A new tree-ring-based reconstruction of 508 years of Colorado River streamflow confirms that droughts more severe than the 2000-2004 drought occurred before stream gages were installed on the river. The new research also confirms that using stream gage records alone may overestimate the average amount of water in the river because the last 100-year period was wetter than the average for the last five centuries.

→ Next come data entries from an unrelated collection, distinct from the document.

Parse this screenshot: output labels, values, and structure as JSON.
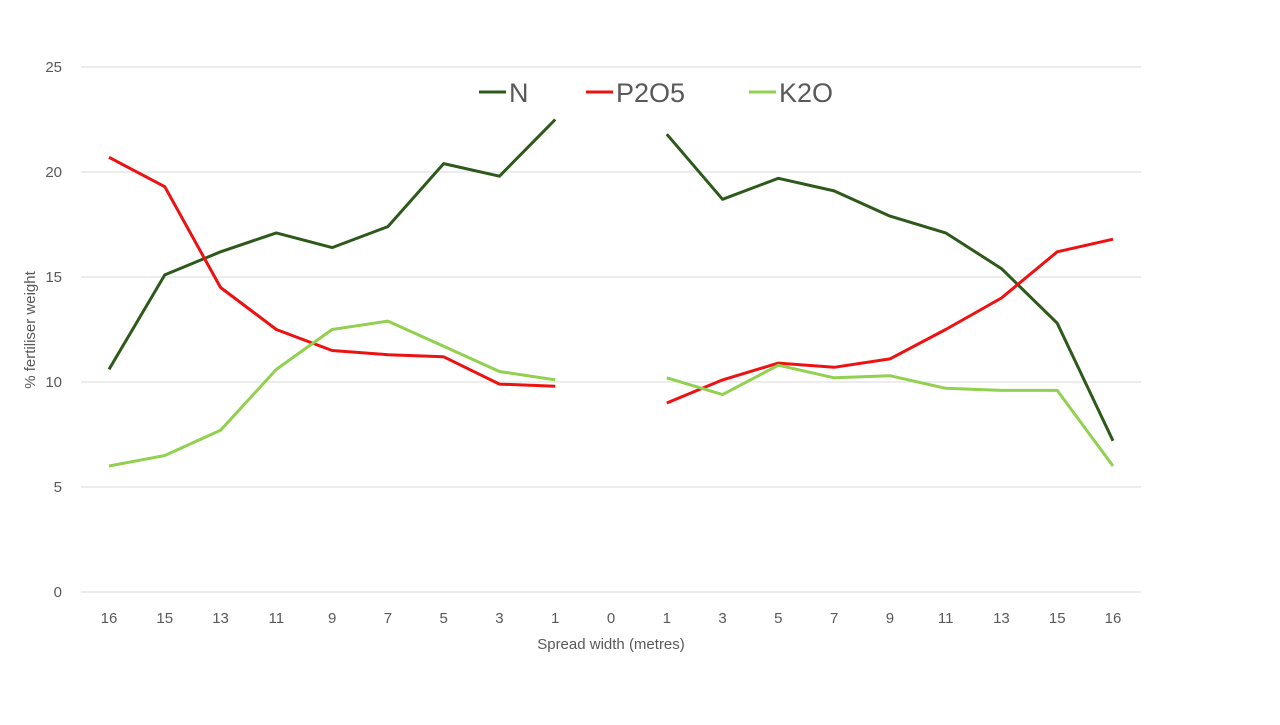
{
  "chart_data": {
    "type": "line",
    "title": "",
    "xlabel": "Spread width (metres)",
    "ylabel": "% fertiliser weight",
    "ylim": [
      0,
      25
    ],
    "yticks": [
      0,
      5,
      10,
      15,
      20,
      25
    ],
    "grid": true,
    "legend_position": "top-center",
    "categories": [
      "16",
      "15",
      "13",
      "11",
      "9",
      "7",
      "5",
      "3",
      "1",
      "0",
      "1",
      "3",
      "5",
      "7",
      "9",
      "11",
      "13",
      "15",
      "16"
    ],
    "series": [
      {
        "name": "N",
        "color": "#2d5a1b",
        "values": [
          10.6,
          15.1,
          16.2,
          17.1,
          16.4,
          17.4,
          20.4,
          19.8,
          22.5,
          null,
          21.8,
          18.7,
          19.7,
          19.1,
          17.9,
          17.1,
          15.4,
          12.8,
          7.2
        ]
      },
      {
        "name": "P2O5",
        "color": "#ee1111",
        "values": [
          20.7,
          19.3,
          14.5,
          12.5,
          11.5,
          11.3,
          11.2,
          9.9,
          9.8,
          null,
          9.0,
          10.1,
          10.9,
          10.7,
          11.1,
          12.5,
          14.0,
          16.2,
          16.8
        ]
      },
      {
        "name": "K2O",
        "color": "#92d050",
        "values": [
          6.0,
          6.5,
          7.7,
          10.6,
          12.5,
          12.9,
          11.7,
          10.5,
          10.1,
          null,
          10.2,
          9.4,
          10.8,
          10.2,
          10.3,
          9.7,
          9.6,
          9.6,
          6.0
        ]
      }
    ]
  }
}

"This work updates the original landmark Colorado River reconstruction that was done at The University of Arizona's Laboratory of Tree-Ring Research," said David M. Meko, a UA associate research professor of dendrochronology, the science of tree-ring dating. "The main points of the 1976 research hold up. Droughts more severe and intense than we've seen in the gaged record occurred in the past, and the long-term mean flow is lower than the gaged mean flow."

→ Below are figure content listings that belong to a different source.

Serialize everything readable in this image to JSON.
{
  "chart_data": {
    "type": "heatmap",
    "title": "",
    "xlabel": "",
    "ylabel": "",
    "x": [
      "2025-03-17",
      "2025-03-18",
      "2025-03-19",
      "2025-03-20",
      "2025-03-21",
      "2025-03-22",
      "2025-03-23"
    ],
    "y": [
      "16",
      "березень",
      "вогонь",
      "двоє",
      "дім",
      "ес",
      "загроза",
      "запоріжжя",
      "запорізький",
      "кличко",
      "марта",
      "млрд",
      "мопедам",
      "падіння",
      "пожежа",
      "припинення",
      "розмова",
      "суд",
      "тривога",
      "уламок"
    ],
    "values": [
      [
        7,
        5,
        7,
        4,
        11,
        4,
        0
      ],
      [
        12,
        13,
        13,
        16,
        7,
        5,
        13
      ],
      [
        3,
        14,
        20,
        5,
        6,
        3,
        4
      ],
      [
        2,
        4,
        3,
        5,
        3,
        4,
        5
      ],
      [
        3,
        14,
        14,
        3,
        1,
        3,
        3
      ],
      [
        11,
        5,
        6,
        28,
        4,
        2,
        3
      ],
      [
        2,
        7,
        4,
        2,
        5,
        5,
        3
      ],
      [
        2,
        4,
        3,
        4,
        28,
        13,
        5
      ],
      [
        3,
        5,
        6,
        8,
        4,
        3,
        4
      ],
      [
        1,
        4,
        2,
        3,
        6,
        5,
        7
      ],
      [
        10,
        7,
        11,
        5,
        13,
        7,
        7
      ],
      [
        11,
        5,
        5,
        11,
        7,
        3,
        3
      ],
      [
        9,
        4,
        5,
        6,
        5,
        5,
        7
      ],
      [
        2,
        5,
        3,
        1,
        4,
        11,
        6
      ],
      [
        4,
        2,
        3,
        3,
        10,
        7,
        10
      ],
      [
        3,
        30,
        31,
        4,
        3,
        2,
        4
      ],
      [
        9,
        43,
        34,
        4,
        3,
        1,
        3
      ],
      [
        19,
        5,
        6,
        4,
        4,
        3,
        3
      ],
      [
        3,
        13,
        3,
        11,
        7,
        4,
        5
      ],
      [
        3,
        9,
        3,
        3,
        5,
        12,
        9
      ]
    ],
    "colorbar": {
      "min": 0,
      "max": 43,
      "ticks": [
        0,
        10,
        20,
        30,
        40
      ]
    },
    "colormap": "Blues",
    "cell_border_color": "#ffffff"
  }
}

Connie A. Woodhouse said, "The updated reconstruction for Lee's Ferry indicates that as many as eight droughts similar in severity, in terms of average flow, to the 5-year 2000-2004 drought have occurred since 1500." Woodhouse, who led the research team, is a physical scientist at the National Oceanic and Atmospheric Administration (NOAA) National Climatic Data Center Paleoclimatogy Branch in Boulder, Colo.
Allocations of Colorado River water made in the 1922 Colorado River Compact between the states of Arizona, California, Colorado, Nevada, New Mexico, Wyoming and Utah therefore overestimate the amount of river water available. Los Angeles, Las Vegas, Denver, Phoenix, Tucson and Albuquerque are among the many cities dependent on Colorado River water. "The long-term perspective provided by tree-ring reconstructions points to a looming conflict between water demand and supply in the upper Colorado River basin," the researchers wrote in their report.